Comprehensive genome-wide identification and expression profiling of foxtail millet [Setaria italica (L.)] miRNAs in response to abiotic stress and development of miRNA database

Abstract

MicroRNA (miRNA)-guided post-transcriptional regulation is an important mechanism of gene regulation during multiple biological processes including response to abiotic stresses. Foxtail millet is a model crop, which is genetically closely related to several bioenergy grasses and also known for its potential abiotic stress tolerance. Hence deciphering the role of miRNAs in regulating stress-responsive mechanism would enable imparting durable stress tolerance in both millets and bioenergy grasses. Considering this, a comprehensive genome-wide in silico analysis was performed in foxtail millet which identified 355 mature miRNAs along with their secondary structure as well as corresponding targets. Predicted miRNA targets were found to encode various DNA binding proteins, transcription factors or important functional enzymes, which could be the crucial regulators in plant abiotic stress responses. All the 355 miRNAs were physically mapped onto the foxtail millet genome and in silico tissue-specific expression for these miRNAs were studied.
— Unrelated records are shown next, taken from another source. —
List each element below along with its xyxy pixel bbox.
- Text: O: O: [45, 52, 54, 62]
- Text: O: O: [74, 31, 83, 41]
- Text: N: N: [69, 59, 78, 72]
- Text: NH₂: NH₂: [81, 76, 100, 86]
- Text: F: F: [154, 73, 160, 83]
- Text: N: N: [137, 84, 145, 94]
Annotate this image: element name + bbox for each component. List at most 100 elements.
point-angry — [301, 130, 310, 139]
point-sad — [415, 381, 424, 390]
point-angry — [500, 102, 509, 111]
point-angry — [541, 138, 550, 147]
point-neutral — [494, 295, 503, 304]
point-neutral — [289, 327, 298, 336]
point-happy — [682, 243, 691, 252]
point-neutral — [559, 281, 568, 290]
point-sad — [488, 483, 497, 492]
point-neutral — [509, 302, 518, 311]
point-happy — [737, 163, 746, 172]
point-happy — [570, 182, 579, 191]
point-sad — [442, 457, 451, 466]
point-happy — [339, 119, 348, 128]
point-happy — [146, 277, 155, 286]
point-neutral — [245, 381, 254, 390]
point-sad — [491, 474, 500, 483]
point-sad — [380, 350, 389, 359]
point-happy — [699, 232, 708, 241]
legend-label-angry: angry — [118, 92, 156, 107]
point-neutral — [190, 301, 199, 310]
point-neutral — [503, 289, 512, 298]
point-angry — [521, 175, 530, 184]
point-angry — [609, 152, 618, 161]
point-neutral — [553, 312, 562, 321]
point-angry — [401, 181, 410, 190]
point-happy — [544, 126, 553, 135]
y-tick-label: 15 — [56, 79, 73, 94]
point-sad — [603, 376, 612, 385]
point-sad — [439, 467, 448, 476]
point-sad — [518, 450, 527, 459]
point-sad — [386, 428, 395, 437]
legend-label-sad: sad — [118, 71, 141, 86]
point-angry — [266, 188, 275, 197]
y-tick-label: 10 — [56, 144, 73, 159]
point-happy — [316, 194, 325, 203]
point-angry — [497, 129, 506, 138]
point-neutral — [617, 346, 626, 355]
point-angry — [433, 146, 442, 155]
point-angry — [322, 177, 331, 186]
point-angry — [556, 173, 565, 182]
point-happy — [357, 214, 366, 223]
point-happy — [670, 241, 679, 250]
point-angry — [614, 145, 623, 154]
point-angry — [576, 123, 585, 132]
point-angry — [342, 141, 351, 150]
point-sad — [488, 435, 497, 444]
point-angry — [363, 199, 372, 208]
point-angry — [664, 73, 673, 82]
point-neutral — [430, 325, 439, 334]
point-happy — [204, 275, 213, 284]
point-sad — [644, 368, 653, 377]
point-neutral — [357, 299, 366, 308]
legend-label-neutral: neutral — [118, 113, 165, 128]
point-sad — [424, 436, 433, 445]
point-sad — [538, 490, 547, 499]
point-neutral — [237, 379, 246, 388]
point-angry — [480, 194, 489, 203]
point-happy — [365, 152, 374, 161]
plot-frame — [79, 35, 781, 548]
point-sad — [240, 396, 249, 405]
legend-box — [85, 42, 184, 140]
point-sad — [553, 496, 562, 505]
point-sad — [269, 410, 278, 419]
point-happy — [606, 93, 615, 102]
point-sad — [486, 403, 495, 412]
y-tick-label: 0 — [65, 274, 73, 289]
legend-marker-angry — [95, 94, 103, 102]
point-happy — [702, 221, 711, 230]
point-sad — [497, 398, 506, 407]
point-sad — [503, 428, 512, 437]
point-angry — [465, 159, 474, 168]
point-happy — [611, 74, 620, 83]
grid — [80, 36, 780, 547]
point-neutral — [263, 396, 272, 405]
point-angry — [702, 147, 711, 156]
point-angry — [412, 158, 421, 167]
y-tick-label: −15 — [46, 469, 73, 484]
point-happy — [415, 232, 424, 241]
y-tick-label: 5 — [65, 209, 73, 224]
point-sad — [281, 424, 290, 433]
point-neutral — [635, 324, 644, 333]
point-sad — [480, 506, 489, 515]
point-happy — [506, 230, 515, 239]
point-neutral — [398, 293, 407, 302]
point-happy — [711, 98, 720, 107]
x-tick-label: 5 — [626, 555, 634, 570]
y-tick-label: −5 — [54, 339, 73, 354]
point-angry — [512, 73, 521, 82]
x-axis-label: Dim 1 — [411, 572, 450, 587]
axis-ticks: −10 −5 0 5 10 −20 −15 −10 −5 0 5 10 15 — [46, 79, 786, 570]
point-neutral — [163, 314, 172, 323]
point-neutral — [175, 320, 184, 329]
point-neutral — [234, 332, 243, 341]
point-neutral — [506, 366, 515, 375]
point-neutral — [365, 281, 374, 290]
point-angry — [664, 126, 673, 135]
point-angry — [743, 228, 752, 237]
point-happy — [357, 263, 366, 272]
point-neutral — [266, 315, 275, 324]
Comparative mapping of the 355 miRNAs between foxtail millet and other related grass species would assist miRNA studies in these genetically closely-related plants. Expression profiling was performed for eight candidate miRNAs under diverse abiotic stresses in foxtail millet, which unravelled the putative involvement of these miRNAs in stress tolerance. With an aim of providing the generated miRNA marker information to the global scientific community, a foxtail millet MiRNA Database (FmMiRNADb: http://59.163.192.91/FmMiRNADb/index.html) has also been constructed. Overall, the present study provides novel insights onto the role of miRNAs in abiotic stress tolerance and would promisingly expedite research on post-transcriptional regulation of stress-related genes in millets and bioenergy grasses. © 2014 Springer Science+Business Media Dordrecht.